Figure 3. Adipose tissue and muscle reprogramming in LXRsNav mice vs control mice.
(A) Immunohistochemistry for UCP1 in BAT. (B) UCP1 Western blot on whole BAT pads (upper panel, n = 4) UCP1 molecular weight (MW) is 33 kDa, Actin served as the loading control, MW 42 kDa, the graph represents blot quantification. (C) mRNA levels in the BAT of LXR ablated mice vs control mice (lower panel, n = 4). *indicates p < 0.05. (D) UCP1 staining and (E) Western-blot analysis of UCP1 protein levels in whole, individual dorsal subcutaneous fat pads.

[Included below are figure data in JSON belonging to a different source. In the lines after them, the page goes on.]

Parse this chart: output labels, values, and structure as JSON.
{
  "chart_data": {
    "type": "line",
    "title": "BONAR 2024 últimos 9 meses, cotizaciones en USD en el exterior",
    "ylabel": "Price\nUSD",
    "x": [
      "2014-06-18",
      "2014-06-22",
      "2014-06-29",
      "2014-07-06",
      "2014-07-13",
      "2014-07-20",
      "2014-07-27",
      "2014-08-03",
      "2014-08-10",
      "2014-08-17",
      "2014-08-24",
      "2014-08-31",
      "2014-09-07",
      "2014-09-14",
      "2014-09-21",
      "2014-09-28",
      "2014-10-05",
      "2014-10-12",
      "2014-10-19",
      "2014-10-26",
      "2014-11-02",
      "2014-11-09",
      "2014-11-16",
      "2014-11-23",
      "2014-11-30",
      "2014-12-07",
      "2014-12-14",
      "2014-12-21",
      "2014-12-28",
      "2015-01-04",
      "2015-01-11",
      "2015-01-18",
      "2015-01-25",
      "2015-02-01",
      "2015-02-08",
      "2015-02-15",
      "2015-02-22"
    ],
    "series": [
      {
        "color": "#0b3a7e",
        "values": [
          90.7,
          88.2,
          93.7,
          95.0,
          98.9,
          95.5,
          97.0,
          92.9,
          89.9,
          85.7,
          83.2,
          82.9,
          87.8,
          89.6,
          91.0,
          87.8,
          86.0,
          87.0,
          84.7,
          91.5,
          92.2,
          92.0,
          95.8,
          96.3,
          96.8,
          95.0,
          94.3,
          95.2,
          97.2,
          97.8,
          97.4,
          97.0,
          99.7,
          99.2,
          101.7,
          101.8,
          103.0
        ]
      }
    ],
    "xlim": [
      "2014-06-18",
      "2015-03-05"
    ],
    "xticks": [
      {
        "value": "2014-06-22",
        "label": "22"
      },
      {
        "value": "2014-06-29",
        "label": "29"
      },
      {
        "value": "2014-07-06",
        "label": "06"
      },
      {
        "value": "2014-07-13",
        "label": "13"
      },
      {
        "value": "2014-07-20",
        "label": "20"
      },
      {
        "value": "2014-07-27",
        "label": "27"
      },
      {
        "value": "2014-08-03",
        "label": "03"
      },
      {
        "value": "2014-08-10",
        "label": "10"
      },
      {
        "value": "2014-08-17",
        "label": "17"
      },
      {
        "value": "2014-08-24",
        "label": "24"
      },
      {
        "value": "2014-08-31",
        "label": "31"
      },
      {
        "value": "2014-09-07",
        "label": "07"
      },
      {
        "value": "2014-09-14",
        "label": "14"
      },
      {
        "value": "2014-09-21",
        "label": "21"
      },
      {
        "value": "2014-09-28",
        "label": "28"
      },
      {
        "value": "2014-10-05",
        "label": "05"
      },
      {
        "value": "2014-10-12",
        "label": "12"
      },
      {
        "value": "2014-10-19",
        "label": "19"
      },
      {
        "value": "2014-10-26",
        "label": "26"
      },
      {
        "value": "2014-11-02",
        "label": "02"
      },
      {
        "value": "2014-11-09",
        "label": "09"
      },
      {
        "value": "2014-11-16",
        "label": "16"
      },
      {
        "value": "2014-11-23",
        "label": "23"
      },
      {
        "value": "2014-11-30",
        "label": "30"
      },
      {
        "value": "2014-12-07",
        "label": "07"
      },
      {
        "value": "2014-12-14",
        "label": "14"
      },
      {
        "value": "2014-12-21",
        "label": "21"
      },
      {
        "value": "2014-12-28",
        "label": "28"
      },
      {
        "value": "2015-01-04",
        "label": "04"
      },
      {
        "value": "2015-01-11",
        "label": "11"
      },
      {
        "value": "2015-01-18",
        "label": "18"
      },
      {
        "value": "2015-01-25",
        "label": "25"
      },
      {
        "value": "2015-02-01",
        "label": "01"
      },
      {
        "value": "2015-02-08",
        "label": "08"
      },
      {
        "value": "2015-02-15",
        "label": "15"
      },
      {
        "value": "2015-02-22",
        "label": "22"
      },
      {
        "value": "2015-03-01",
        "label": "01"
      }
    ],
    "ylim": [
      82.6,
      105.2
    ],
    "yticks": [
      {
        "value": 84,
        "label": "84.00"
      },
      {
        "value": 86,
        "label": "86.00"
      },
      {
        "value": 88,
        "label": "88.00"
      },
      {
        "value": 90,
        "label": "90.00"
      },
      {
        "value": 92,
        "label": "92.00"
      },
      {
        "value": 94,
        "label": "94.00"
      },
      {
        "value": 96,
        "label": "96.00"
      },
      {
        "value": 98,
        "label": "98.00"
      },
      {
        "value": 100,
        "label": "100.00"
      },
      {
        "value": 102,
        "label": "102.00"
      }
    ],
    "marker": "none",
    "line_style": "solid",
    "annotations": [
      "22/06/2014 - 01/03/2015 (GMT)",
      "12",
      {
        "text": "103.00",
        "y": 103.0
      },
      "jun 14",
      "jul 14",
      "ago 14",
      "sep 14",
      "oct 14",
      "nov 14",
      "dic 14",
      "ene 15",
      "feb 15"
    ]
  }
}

Actin served as the loading control. The signal is quantified in the graph below (n = 4) Scale bar = 100 μm. (F,G) Oxygen-consumption rates were determined using the XF24 Extracellular Flux Analyzer following the manufacturers' protocols (n = 3). *indicates p < 0.01.
Figure 3—figure supplement 1. Electron-flow experiments.
Isolated skeletal muscle mitochondria were seeded at 10 μg of protein per well in XF24 V7 cell-culture microplates and analyzed with the XF24 Extracellular Flux Analyzer (n = 3).